A former MacArthur Genius Award winner, globally innovative architect, mother, wife and introvert, Bernadette is stunted by mental health issues and the need to “launch my second act to show who this true bitch goddess architect is.”
No spoilers here, but hers is the journey every ambitious woman with a complicated life endures, specifics altered.
“Failure has its teeth in me and won’t stop shaking,” she announces.
The likeability thing for women leaders is a real thing, social scientists can avow.
Author and law professor Joan Williams writes recently in the New York Times, that she has interviewed more than 200 women who say, yes, likability is a trap.
“Why do women need to do this? Even as women have moved into traditionally male domains, feminine mandates remain. More than 40 years of research by social scientists have shown that Americans define the good woman as helpful, modest and nice. In other words, as focused on her family and community, rather than working in her own self-interest. Meanwhile, the ideal man is defined as direct, assertive, competitive and ambitious,” Williams writes.

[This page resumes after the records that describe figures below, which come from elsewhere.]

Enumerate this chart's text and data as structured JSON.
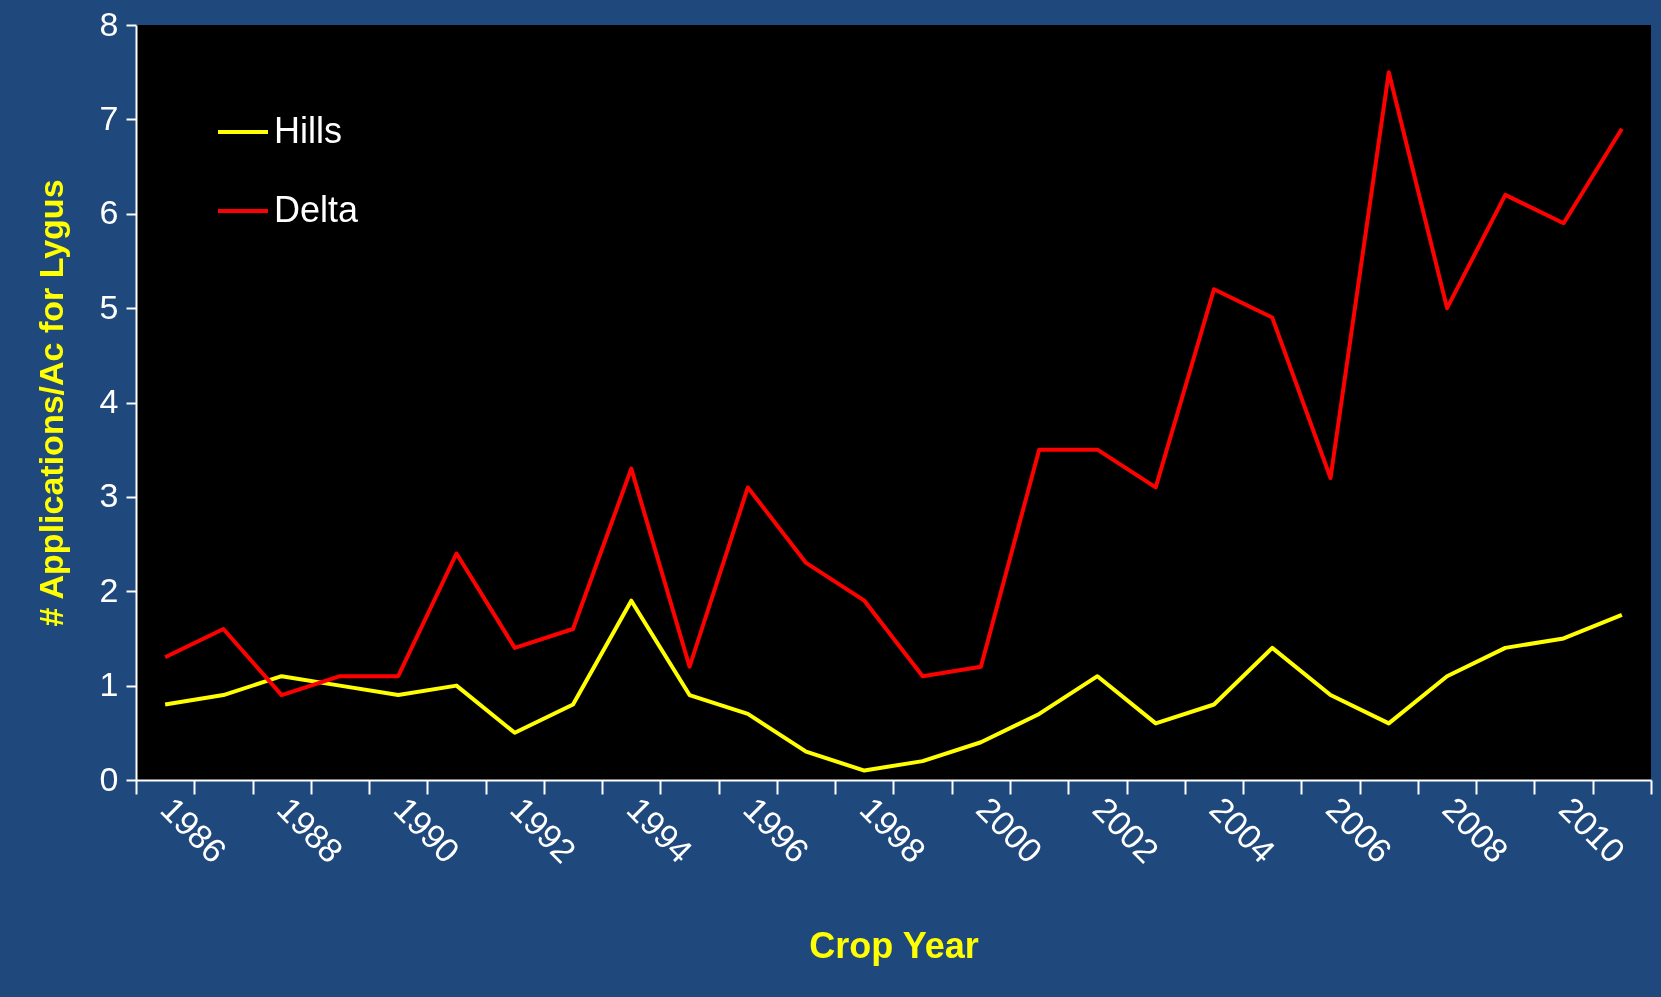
{
  "chart_data": {
    "type": "line",
    "xlabel": "Crop Year",
    "ylabel": "# Applications/Ac for Lygus",
    "categories": [
      "1986",
      null,
      "1988",
      null,
      "1990",
      null,
      "1992",
      null,
      "1994",
      null,
      "1996",
      null,
      "1998",
      null,
      "2000",
      null,
      "2002",
      null,
      "2004",
      null,
      "2006",
      null,
      "2008",
      null,
      "2010",
      null
    ],
    "series": [
      {
        "name": "Hills",
        "color": "#ffff00",
        "values": [
          0.8,
          0.9,
          1.1,
          1.0,
          0.9,
          1.0,
          0.5,
          0.8,
          1.9,
          0.9,
          0.7,
          0.3,
          0.1,
          0.2,
          0.4,
          0.7,
          1.1,
          0.6,
          0.8,
          1.4,
          0.9,
          0.6,
          1.1,
          1.4,
          1.5,
          1.75
        ]
      },
      {
        "name": "Delta",
        "color": "#ff0000",
        "values": [
          1.3,
          1.6,
          0.9,
          1.1,
          1.1,
          2.4,
          1.4,
          1.6,
          3.3,
          1.2,
          3.1,
          2.3,
          1.9,
          1.1,
          1.2,
          3.5,
          3.5,
          3.1,
          5.2,
          4.9,
          3.2,
          7.5,
          5.0,
          6.2,
          5.9,
          6.9
        ]
      }
    ],
    "ylim": [
      0,
      8
    ],
    "yticks": [
      0,
      1,
      2,
      3,
      4,
      5,
      6,
      7,
      8
    ],
    "legend": "top left"
  }
}
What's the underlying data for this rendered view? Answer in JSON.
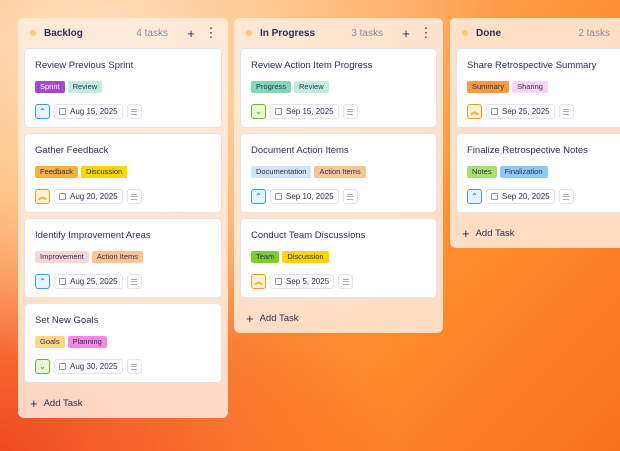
{
  "priority_styles": {
    "medium": {
      "icon": "chevron-up-icon",
      "glyph": "⌃",
      "color": "#3a9be0",
      "bg": "#e6f4ff"
    },
    "high": {
      "icon": "double-chevron-up-icon",
      "glyph": "︽",
      "color": "#f09a20",
      "bg": "#fff0d0"
    },
    "low": {
      "icon": "chevron-down-icon",
      "glyph": "⌄",
      "color": "#6bb52a",
      "bg": "#eaf8d8"
    }
  },
  "add_task_label": "Add Task",
  "columns": [
    {
      "title": "Backlog",
      "count": "4 tasks",
      "cards": [
        {
          "title": "Review Previous Sprint",
          "tags": [
            {
              "label": "Sprint",
              "color": "#a04ad0",
              "text": "#ffffff"
            },
            {
              "label": "Review",
              "color": "#c2ecdf"
            }
          ],
          "priority": "medium",
          "date": "Aug 15, 2025"
        },
        {
          "title": "Gather Feedback",
          "tags": [
            {
              "label": "Feedback",
              "color": "#fbb03b"
            },
            {
              "label": "Discussion",
              "color": "#ffd500"
            }
          ],
          "priority": "high",
          "date": "Aug 20, 2025"
        },
        {
          "title": "Identify Improvement Areas",
          "tags": [
            {
              "label": "Improvement",
              "color": "#f8d6d6"
            },
            {
              "label": "Action Items",
              "color": "#fcc393"
            }
          ],
          "priority": "medium",
          "date": "Aug 25, 2025"
        },
        {
          "title": "Set New Goals",
          "tags": [
            {
              "label": "Goals",
              "color": "#ffd68a"
            },
            {
              "label": "Planning",
              "color": "#f08ae0"
            }
          ],
          "priority": "low",
          "date": "Aug 30, 2025"
        }
      ]
    },
    {
      "title": "In Progress",
      "count": "3 tasks",
      "cards": [
        {
          "title": "Review Action Item Progress",
          "tags": [
            {
              "label": "Progress",
              "color": "#7ed9b8"
            },
            {
              "label": "Review",
              "color": "#c2ecdf"
            }
          ],
          "priority": "low",
          "date": "Sep 15, 2025"
        },
        {
          "title": "Document Action Items",
          "tags": [
            {
              "label": "Documentation",
              "color": "#cfe4f8"
            },
            {
              "label": "Action Items",
              "color": "#fcc393"
            }
          ],
          "priority": "medium",
          "date": "Sep 10, 2025"
        },
        {
          "title": "Conduct Team Discussions",
          "tags": [
            {
              "label": "Team",
              "color": "#7ccf2a"
            },
            {
              "label": "Discussion",
              "color": "#ffd500"
            }
          ],
          "priority": "high",
          "date": "Sep 5, 2025"
        }
      ]
    },
    {
      "title": "Done",
      "count": "2 tasks",
      "cards": [
        {
          "title": "Share Retrospective Summary",
          "tags": [
            {
              "label": "Summary",
              "color": "#fb9a3b"
            },
            {
              "label": "Sharing",
              "color": "#f9d4f4"
            }
          ],
          "priority": "high",
          "date": "Sep 25, 2025"
        },
        {
          "title": "Finalize Retrospective Notes",
          "tags": [
            {
              "label": "Notes",
              "color": "#a8e070"
            },
            {
              "label": "Finalization",
              "color": "#8ec8f4"
            }
          ],
          "priority": "medium",
          "date": "Sep 20, 2025"
        }
      ]
    }
  ]
}
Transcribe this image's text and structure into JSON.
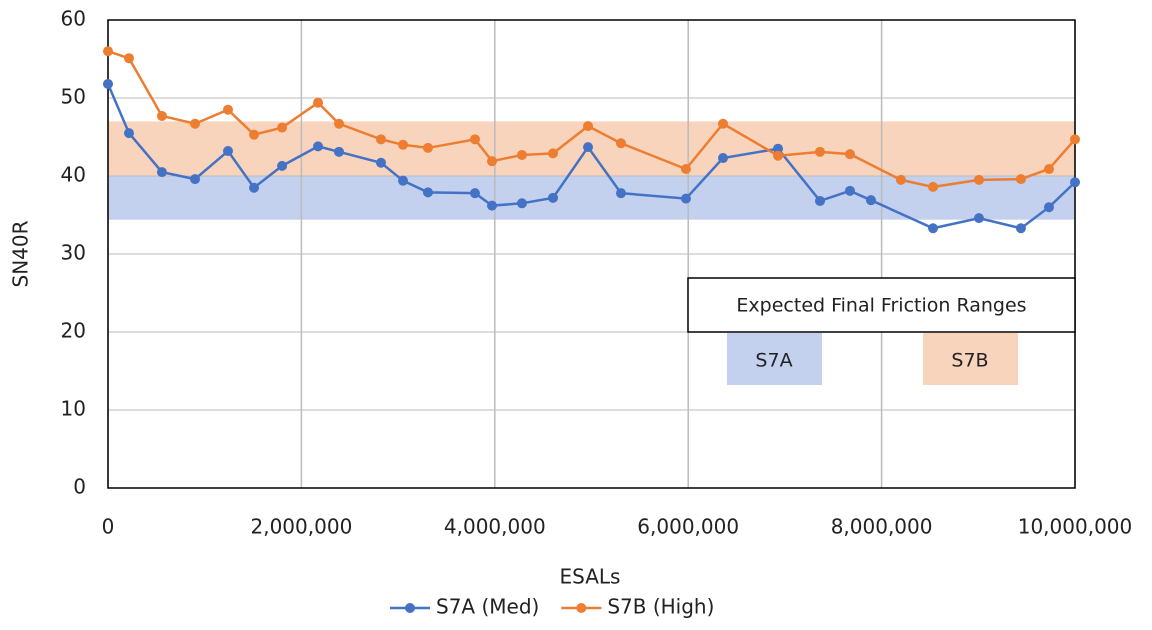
{
  "chart_data": {
    "type": "line",
    "x_label": "ESALs",
    "y_label": "SN40R",
    "xlim": [
      0,
      10000000
    ],
    "ylim": [
      0,
      60
    ],
    "xticks": [
      0,
      {
        "value": 2000000,
        "label": "2,000,000"
      },
      {
        "value": 4000000,
        "label": "4,000,000"
      },
      {
        "value": 6000000,
        "label": "6,000,000"
      },
      {
        "value": 8000000,
        "label": "8,000,000"
      },
      {
        "value": 10000000,
        "label": "10,000,000"
      }
    ],
    "yticks": [
      0,
      10,
      20,
      30,
      40,
      50,
      60
    ],
    "grid": true,
    "legend": "bottom",
    "annotation": "Expected Final Friction Ranges",
    "bands": [
      {
        "name": "S7A",
        "range": [
          34.4,
          40
        ],
        "color": "#c3d1ef"
      },
      {
        "name": "S7B",
        "range": [
          40,
          47
        ],
        "color": "#f9d4bd"
      }
    ],
    "series": [
      {
        "name": "S7A (Med)",
        "color": "#4472c4",
        "x": [
          0,
          217000,
          558000,
          900000,
          1241000,
          1510000,
          1800000,
          2172000,
          2389000,
          2823000,
          3051000,
          3309000,
          3795000,
          3971000,
          4281000,
          4602000,
          4964000,
          5305000,
          5977000,
          6360000,
          6929000,
          7363000,
          7673000,
          7890000,
          8532000,
          9007000,
          9441000,
          9731000,
          10000000
        ],
        "values": [
          51.8,
          45.5,
          40.5,
          39.6,
          43.2,
          38.5,
          41.3,
          43.8,
          43.1,
          41.7,
          39.4,
          37.9,
          37.8,
          36.2,
          36.5,
          37.2,
          43.7,
          37.8,
          37.1,
          42.3,
          43.5,
          36.8,
          38.1,
          36.9,
          33.3,
          34.6,
          33.3,
          36.0,
          39.2
        ]
      },
      {
        "name": "S7B (High)",
        "color": "#ed7d31",
        "x": [
          0,
          217000,
          558000,
          900000,
          1241000,
          1510000,
          1800000,
          2172000,
          2389000,
          2823000,
          3051000,
          3309000,
          3795000,
          3971000,
          4281000,
          4602000,
          4964000,
          5305000,
          5977000,
          6360000,
          6929000,
          7363000,
          7673000,
          8200000,
          8532000,
          9007000,
          9441000,
          9731000,
          10000000
        ],
        "values": [
          56.0,
          55.1,
          47.7,
          46.7,
          48.5,
          45.3,
          46.2,
          49.4,
          46.7,
          44.7,
          44.0,
          43.6,
          44.7,
          41.9,
          42.7,
          42.9,
          46.4,
          44.2,
          40.9,
          46.7,
          42.6,
          43.1,
          42.8,
          39.5,
          38.6,
          39.5,
          39.6,
          40.9,
          44.7
        ]
      }
    ]
  }
}
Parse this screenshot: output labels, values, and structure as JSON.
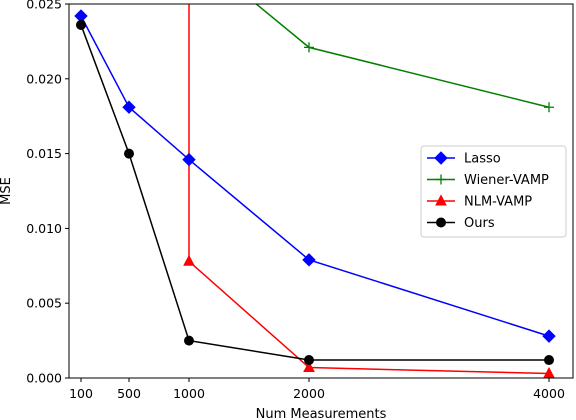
{
  "chart_data": {
    "type": "line",
    "xlabel": "Num Measurements",
    "ylabel": "MSE",
    "xlim": [
      0,
      4200
    ],
    "ylim": [
      0,
      0.025
    ],
    "xticks": [
      100,
      500,
      1000,
      2000,
      4000
    ],
    "xtick_labels": [
      "100",
      "500",
      "1000",
      "2000",
      "4000"
    ],
    "yticks": [
      0,
      0.005,
      0.01,
      0.015,
      0.02,
      0.025
    ],
    "ytick_labels": [
      "0.000",
      "0.005",
      "0.010",
      "0.015",
      "0.020",
      "0.025"
    ],
    "grid": false,
    "legend_position": "center-right",
    "series": [
      {
        "name": "Lasso",
        "color": "#0000ff",
        "marker": "diamond",
        "x": [
          100,
          500,
          1000,
          2000,
          4000
        ],
        "y": [
          0.0242,
          0.0181,
          0.0146,
          0.0079,
          0.0028
        ]
      },
      {
        "name": "Wiener-VAMP",
        "color": "#008000",
        "marker": "plus",
        "x": [
          1500,
          2000,
          4000
        ],
        "y": [
          0.0254,
          0.0221,
          0.0181
        ]
      },
      {
        "name": "NLM-VAMP",
        "color": "#ff0000",
        "marker": "triangle",
        "x": [
          1000,
          1000,
          2000,
          4000
        ],
        "y": [
          0.0255,
          0.0078,
          0.0007,
          0.0003
        ]
      },
      {
        "name": "Ours",
        "color": "#000000",
        "marker": "circle",
        "x": [
          100,
          500,
          1000,
          2000,
          4000
        ],
        "y": [
          0.0236,
          0.015,
          0.0025,
          0.0012,
          0.0012
        ]
      }
    ]
  }
}
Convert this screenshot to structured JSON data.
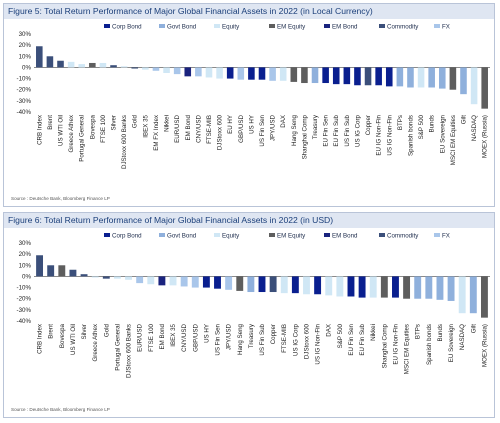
{
  "colors": {
    "Corp Bond": "#0a1f8f",
    "Govt Bond": "#8fb0dc",
    "Equity": "#d0e7f5",
    "EM Equity": "#5e5e5e",
    "EM Bond": "#1a237e",
    "Commodity": "#3b4f7a",
    "FX": "#a9c6ea"
  },
  "chart_data": [
    {
      "type": "bar",
      "title": "Figure 5: Total Return Performance of Major Global Financial Assets in 2022 (in Local Currency)",
      "source": "Source : Deutsche Bank, Bloomberg Finance LP",
      "legend": [
        "Corp Bond",
        "Govt Bond",
        "Equity",
        "EM Equity",
        "EM Bond",
        "Commodity",
        "FX"
      ],
      "legend_position": "top",
      "ylim": [
        -40,
        30
      ],
      "yticks": [
        "30%",
        "20%",
        "10%",
        "0%",
        "-10%",
        "-20%",
        "-30%",
        "-40%"
      ],
      "grid": false,
      "categories": [
        "CRB Index",
        "Brent",
        "US WTI Oil",
        "Greece Athex",
        "Portugal General",
        "Bovespa",
        "FTSE 100",
        "Silver",
        "DJStoxx 600 Banks",
        "Gold",
        "IBEX 35",
        "EM FX Index",
        "Nikkei",
        "EUR/USD",
        "EM Bond",
        "CNY/USD",
        "FTSE-MIB",
        "DJStoxx 600",
        "EU HY",
        "GBP/USD",
        "US HY",
        "US Fin Sen",
        "JPY/USD",
        "DAX",
        "Hang Seng",
        "Shanghai Comp",
        "Treasury",
        "EU Fin Sen",
        "EU Fin Sub",
        "US Fin Sub",
        "US IG Corp",
        "Copper",
        "EU IG Non-Fin",
        "US IG Non-Fin",
        "BTPs",
        "Spanish bonds",
        "S&P 500",
        "Bunds",
        "EU Sovereign",
        "MSCI EM Equities",
        "Gilt",
        "NASDAQ",
        "MOEX (Russia)"
      ],
      "asset_class": [
        "Commodity",
        "Commodity",
        "Commodity",
        "Equity",
        "Equity",
        "EM Equity",
        "Equity",
        "Commodity",
        "Equity",
        "Commodity",
        "Equity",
        "FX",
        "Equity",
        "FX",
        "EM Bond",
        "FX",
        "Equity",
        "Equity",
        "Corp Bond",
        "FX",
        "Corp Bond",
        "Corp Bond",
        "FX",
        "Equity",
        "EM Equity",
        "EM Equity",
        "Govt Bond",
        "Corp Bond",
        "Corp Bond",
        "Corp Bond",
        "Corp Bond",
        "Commodity",
        "Corp Bond",
        "Corp Bond",
        "Govt Bond",
        "Govt Bond",
        "Equity",
        "Govt Bond",
        "Govt Bond",
        "EM Equity",
        "Govt Bond",
        "Equity",
        "EM Equity"
      ],
      "values": [
        19,
        10,
        6,
        5,
        3,
        4,
        4,
        2,
        1,
        -1,
        -2,
        -3,
        -5,
        -6,
        -8,
        -8,
        -9,
        -10,
        -10,
        -11,
        -11,
        -11,
        -12,
        -12,
        -13,
        -14,
        -14,
        -14,
        -15,
        -15,
        -16,
        -16,
        -16,
        -17,
        -17,
        -18,
        -18,
        -18,
        -19,
        -20,
        -24,
        -33,
        -37
      ]
    },
    {
      "type": "bar",
      "title": "Figure 6: Total Return Performance of Major Global Financial Assets in 2022 (in USD)",
      "source": "Source : Deutsche Bank, Bloomberg Finance LP",
      "legend": [
        "Corp Bond",
        "Govt Bond",
        "Equity",
        "EM Equity",
        "EM Bond",
        "Commodity",
        "FX"
      ],
      "legend_position": "top",
      "ylim": [
        -40,
        30
      ],
      "yticks": [
        "30%",
        "20%",
        "10%",
        "0%",
        "-10%",
        "-20%",
        "-30%",
        "-40%"
      ],
      "grid": false,
      "categories": [
        "CRB Index",
        "Brent",
        "Bovespa",
        "US WTI Oil",
        "Silver",
        "Greece Athex",
        "Gold",
        "Portugal General",
        "DJStoxx 600 Banks",
        "EUR/USD",
        "FTSE 100",
        "EM Bond",
        "IBEX 35",
        "CNY/USD",
        "GBP/USD",
        "US HY",
        "US Fin Sen",
        "JPY/USD",
        "Hang Seng",
        "Treasury",
        "US Fin Sub",
        "Copper",
        "FTSE-MIB",
        "US IG Corp",
        "DJStoxx 600",
        "US IG Non-Fin",
        "DAX",
        "S&P 500",
        "EU Fin Sen",
        "EU Fin Sub",
        "Nikkei",
        "Shanghai Comp",
        "EU IG Non-Fin",
        "MSCI EM Equities",
        "BTPs",
        "Spanish bonds",
        "Bunds",
        "EU Sovereign",
        "NASDAQ",
        "Gilt",
        "MOEX (Russia)"
      ],
      "asset_class": [
        "Commodity",
        "Commodity",
        "EM Equity",
        "Commodity",
        "Commodity",
        "Equity",
        "Commodity",
        "Equity",
        "Equity",
        "FX",
        "Equity",
        "EM Bond",
        "Equity",
        "FX",
        "FX",
        "Corp Bond",
        "Corp Bond",
        "FX",
        "EM Equity",
        "Govt Bond",
        "Corp Bond",
        "Commodity",
        "Equity",
        "Corp Bond",
        "Equity",
        "Corp Bond",
        "Equity",
        "Equity",
        "Corp Bond",
        "Corp Bond",
        "Equity",
        "EM Equity",
        "Corp Bond",
        "EM Equity",
        "Govt Bond",
        "Govt Bond",
        "Govt Bond",
        "Govt Bond",
        "Equity",
        "Govt Bond",
        "EM Equity"
      ],
      "values": [
        19,
        10,
        10,
        6,
        2,
        -1,
        -2,
        -2,
        -3,
        -6,
        -7,
        -8,
        -8,
        -9,
        -10,
        -10,
        -11,
        -12,
        -13,
        -14,
        -14,
        -14,
        -15,
        -15,
        -16,
        -16,
        -17,
        -18,
        -18,
        -19,
        -19,
        -19,
        -19,
        -20,
        -20,
        -20,
        -21,
        -22,
        -33,
        -33,
        -37
      ]
    }
  ]
}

Women need to disguise their authenticity, research shows, in order to achieve what they intend. Williams writes, “Women who negotiate as hard as men do tend to be disliked as overly demanding. So they use “softeners” in conversation.”
History has shown us that likeability is a factor in electability.
“Are women ‘likable?’” Greta Baxter writes in Ms.
“According to the polls, voters don’t think so, even though former advisors to Elizabeth Warren are doing their best convince us that she is “warm and affectionate.” But the real question is why ‘grabbing a beer’ with a candidate is still the yardstick used to measure their potential—and why female candidates are (still) unfairly suffering from it.”
Baxter writes, “Measuring ‘likeability,’ then, become a way to justify negative sentiment about them—without acknowledging the sexist roots of it. Recent polls revealed that 74 percent of voters surveyed felt comfortable with a woman in the office—but only 33 percent believed their neighbors would be comfortable with a woman in the Oval Office.”
The notion of likability also plagues women in leadership, women aiming for leadership and women just starting in their careers.
“Psychology research has shown that there are two primary kinds of gender bias that affect women, called the descriptive and prescriptive bias. Descriptive bias is the labels we attach and associate with certain social groups and communities, and prescriptive bias is how they are expected to behave,” Dr. Pragya Agarwal writes in Forbes.
“And, when someone does not conform to these prescribed roles and behaviors they can be penalized or punished. Women, for instance, are traditionally expected to be caring, warm, deferential, emotional, sensitive, and so on, and men are expected to be assertive, rational, competent and objective. So, when it comes to promotion, these traits are sometimes automatically prescribed to people as per their gender without detailed information about their personalities, thereby a man, in general, is assumed to be a better fit as a leader,” Agarwal writes.
But pretending to be someone you are not, is not wise in the long run. Even Bernadette knows this.
“When women embrace feminine stereotypes like the office mom, they reinforce both the descriptive stereotype that women are naturally nurturing and communal, and the prescriptive stereotype that they should be. But sometimes what women need to do to survive and thrive in the world is exactly the opposite of what they need to do to change it,” Williams writes. ”If you find your effectiveness jeopardized because you being yourself triggers dislike, then you need to decide whether overcoming the backlash is worth the sacrifice.”
In the film, Bernadette is encouraged by a mentor who advises, “People like you must create. If you don’t you become a menace to society. Get your ass back to work and create something.”
Bernadette’s response is to embark on an almost impossible solo journey of ingenuity and creativity, a second career act, re-establishing her life purpose.
She sums it up, “It’s the good kind of heart racing. I’m about to kick the shit out of life.”